Eating Less Red Meat Tied To Lower Cancer Risk
Swapping out steak for salmon or a salad could help lower the risk of developing cancer. That’s according to researchers from the University of Oxford in the United Kingdom. They analyzed data from 472,377 British adults between ages 40 and 70, who filled out questionnaires about their diet, including their consumption of meat, fish, and plant-based foods. Based on an average of 11 years’ worth of health records for each participant, the investigators calculated the incidence of new cancers that had been diagnosed during that time.

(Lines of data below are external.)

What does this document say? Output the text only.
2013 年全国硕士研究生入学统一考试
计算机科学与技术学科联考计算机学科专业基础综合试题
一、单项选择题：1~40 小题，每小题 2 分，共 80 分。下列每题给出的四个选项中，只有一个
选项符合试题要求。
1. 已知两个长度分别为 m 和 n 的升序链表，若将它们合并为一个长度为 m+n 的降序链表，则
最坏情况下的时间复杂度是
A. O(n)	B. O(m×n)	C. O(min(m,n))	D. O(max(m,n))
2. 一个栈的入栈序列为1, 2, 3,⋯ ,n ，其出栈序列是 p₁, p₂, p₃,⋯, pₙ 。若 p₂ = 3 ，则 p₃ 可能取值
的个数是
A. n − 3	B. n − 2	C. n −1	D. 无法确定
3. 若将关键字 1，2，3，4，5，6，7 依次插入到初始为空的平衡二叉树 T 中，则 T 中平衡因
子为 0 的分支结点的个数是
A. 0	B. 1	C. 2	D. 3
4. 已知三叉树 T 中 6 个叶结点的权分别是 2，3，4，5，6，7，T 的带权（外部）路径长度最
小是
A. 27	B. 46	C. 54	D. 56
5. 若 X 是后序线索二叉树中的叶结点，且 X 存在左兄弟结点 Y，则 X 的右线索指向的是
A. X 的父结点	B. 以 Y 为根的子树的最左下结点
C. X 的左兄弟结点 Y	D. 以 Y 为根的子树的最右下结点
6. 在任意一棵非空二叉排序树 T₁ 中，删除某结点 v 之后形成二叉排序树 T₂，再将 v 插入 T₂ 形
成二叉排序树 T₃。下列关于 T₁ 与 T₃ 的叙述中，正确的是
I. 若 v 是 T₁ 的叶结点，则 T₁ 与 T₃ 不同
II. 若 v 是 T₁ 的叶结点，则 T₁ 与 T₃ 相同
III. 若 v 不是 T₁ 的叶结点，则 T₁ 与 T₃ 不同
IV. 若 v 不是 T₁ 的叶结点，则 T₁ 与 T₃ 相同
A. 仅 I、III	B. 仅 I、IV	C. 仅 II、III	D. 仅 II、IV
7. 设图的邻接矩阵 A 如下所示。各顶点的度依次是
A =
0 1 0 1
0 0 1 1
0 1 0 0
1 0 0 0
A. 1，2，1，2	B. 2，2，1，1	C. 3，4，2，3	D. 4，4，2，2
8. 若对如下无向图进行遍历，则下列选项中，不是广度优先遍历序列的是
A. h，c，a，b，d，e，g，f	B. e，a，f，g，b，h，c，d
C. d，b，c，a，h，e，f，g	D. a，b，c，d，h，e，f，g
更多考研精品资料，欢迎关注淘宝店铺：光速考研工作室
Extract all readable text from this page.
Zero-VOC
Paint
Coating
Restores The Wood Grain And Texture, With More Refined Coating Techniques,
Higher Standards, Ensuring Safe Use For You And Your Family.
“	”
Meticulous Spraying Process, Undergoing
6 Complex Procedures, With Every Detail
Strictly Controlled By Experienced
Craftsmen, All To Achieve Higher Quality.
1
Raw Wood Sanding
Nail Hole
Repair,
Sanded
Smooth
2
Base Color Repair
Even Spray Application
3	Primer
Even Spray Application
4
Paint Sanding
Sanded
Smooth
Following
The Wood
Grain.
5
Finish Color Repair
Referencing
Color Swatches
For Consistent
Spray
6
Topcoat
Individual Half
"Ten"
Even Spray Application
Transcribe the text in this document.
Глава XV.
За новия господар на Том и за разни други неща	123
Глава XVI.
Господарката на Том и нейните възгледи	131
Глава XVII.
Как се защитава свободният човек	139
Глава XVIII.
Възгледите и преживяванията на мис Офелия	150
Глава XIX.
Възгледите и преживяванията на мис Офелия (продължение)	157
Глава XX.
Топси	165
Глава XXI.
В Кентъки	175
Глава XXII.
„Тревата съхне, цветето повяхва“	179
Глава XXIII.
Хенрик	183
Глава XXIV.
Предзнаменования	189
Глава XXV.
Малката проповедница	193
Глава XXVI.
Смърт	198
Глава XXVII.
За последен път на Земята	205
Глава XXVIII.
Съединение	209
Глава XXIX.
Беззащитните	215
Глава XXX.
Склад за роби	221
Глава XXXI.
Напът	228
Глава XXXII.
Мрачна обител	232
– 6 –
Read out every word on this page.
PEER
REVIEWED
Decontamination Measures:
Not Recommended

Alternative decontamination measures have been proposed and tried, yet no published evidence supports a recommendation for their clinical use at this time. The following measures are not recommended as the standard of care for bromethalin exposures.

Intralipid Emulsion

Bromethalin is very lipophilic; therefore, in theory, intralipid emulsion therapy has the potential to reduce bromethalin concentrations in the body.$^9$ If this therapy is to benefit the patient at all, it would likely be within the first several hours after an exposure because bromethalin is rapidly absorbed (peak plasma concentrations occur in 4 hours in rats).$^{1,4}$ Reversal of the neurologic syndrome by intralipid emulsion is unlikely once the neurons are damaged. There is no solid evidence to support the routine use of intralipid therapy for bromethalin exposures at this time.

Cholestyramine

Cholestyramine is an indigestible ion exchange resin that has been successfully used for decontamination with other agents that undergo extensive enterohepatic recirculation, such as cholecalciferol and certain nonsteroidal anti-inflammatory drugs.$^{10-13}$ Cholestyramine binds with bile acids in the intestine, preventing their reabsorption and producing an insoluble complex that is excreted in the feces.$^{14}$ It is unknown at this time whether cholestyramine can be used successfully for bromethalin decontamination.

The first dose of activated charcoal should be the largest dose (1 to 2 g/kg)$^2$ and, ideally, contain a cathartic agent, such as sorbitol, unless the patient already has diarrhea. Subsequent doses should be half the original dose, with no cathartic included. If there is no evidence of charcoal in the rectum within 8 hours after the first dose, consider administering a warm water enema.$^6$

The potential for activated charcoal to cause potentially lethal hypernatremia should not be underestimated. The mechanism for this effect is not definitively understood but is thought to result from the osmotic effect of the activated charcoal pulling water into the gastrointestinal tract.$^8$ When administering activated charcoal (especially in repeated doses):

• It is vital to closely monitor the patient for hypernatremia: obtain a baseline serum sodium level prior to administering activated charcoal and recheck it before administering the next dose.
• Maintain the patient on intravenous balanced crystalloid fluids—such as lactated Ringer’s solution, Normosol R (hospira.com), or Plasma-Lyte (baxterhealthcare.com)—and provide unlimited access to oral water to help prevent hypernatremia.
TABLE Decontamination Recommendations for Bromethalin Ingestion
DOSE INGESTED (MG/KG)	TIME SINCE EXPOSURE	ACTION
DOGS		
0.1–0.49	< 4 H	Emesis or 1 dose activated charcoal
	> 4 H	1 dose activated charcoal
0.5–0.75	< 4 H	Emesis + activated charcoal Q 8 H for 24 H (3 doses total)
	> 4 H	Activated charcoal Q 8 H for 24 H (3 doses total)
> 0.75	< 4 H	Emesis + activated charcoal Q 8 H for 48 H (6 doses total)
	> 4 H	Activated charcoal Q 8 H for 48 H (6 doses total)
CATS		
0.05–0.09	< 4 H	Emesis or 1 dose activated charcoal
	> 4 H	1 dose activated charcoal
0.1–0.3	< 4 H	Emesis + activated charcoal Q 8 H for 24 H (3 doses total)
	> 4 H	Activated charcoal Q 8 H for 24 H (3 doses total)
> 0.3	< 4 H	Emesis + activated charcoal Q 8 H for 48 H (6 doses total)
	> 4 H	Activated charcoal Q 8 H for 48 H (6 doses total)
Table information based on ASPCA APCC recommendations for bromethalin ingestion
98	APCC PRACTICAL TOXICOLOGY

They found that, compared to those in the investigation who ate red meat more than five times a week, those who ate fish but not meat had a 10 percent lower risk of all cancers. In addition, those who were vegetarian or vegan had a 14 percent lower risk. People who ate five or fewer weekly servings of meat were 2 percent less likely to develop cancer.
The researchers found a reduction in the risk for specific types of cancer, as well. For example, people who limited their meat consumption to five times or less per week had a 9 percent lower risk of colorectal cancer compared to those who ate meat more often. Men who ate fish but not meat had a 20 percent lower risk of prostate cancer and vegetarian men had a 31 percent lower risk of the disease than their meat-eating peers.
Although they do not necessarily show cause and effect, the findings — published in BMC Medicine — add to a growing body of research that supports the benefits of plant-based diets.